The Ferrari barcode on a mechanic's clothing © Sutton Images

Ferrari has rejected reports that it is running subliminal advertising on the livery of its 2010 Formula One car.

A report in The Times this week said the UK government has been urged by health experts to investigate the 'barcode' branding on the F10 that resembles the Marlboro cigarette packaging of Ferrari's sponsor Philip Morris.

"Today and in recent weeks, articles have been published relating to the partnership contract between Scuderia Ferrari and Philip Morris International, questioning its legality," read a statement on Ferrari's website.

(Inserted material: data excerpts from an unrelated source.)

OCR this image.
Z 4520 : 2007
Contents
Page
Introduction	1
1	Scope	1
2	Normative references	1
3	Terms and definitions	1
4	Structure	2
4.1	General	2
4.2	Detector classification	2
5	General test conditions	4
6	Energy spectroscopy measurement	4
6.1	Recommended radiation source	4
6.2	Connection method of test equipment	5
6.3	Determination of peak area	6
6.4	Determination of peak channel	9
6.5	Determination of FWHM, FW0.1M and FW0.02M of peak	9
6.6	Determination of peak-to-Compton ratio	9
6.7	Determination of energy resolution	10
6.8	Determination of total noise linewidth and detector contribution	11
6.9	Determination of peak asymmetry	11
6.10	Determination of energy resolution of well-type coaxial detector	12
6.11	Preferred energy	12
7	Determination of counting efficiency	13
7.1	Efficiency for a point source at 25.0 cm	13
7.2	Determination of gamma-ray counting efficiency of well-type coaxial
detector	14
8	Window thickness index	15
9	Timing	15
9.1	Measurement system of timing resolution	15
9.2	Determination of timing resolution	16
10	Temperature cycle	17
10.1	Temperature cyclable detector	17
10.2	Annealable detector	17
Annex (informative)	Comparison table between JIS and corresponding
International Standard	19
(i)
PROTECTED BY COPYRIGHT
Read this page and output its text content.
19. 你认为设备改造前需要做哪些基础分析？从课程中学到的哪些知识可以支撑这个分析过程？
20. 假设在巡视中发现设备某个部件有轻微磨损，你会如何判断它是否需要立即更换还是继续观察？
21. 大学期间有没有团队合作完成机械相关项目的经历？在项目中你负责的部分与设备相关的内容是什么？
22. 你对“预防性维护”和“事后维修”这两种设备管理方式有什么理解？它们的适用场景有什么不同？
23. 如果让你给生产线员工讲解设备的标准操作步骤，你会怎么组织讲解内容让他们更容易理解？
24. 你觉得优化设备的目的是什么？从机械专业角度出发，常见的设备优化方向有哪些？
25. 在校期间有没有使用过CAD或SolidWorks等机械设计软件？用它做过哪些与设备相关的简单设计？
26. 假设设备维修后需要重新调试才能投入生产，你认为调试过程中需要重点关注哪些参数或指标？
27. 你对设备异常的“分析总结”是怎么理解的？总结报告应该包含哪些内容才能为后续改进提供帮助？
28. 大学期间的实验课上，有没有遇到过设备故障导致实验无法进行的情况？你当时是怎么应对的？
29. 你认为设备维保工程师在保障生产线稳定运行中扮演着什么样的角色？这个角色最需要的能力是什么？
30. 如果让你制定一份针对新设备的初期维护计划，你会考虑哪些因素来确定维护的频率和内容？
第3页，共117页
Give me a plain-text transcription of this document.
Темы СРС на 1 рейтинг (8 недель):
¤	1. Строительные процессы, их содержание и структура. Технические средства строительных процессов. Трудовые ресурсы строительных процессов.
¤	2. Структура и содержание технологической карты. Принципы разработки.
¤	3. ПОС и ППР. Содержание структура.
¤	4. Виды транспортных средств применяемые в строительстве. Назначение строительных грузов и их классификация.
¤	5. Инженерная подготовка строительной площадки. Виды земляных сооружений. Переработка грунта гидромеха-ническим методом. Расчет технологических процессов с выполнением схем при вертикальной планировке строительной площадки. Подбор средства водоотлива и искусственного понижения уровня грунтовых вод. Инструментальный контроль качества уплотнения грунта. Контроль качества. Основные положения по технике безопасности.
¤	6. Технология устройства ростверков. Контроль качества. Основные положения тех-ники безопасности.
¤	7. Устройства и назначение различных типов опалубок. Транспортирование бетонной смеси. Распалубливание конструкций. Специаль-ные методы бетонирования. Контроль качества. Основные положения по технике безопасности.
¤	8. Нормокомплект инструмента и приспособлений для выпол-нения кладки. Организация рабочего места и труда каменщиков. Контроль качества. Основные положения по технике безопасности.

"These reports are based on two suppositions: that part of the graphics featured on the Formula 1 cars are reminiscent of the Marlboro logo and even that the red colour which is a traditional feature of our cars is a form of tobacco publicity. Neither of these arguments have any scientific basis, as they rely on some alleged studies which have never been published in academic journals. But more importantly, they do not correspond to the truth.

"The so-called barcode is an integral part of the livery of the car and of all images coordinated by the Scuderia, as can be seen from the fact it is modified every year and, occasionally even during the season. Furthermore, if it was a case of advertising branding, Philip Morris would have to own a legal copyright on it.

"There has been no logo or branding on the race cars since 2007, even in countries where local laws would still have permitted it."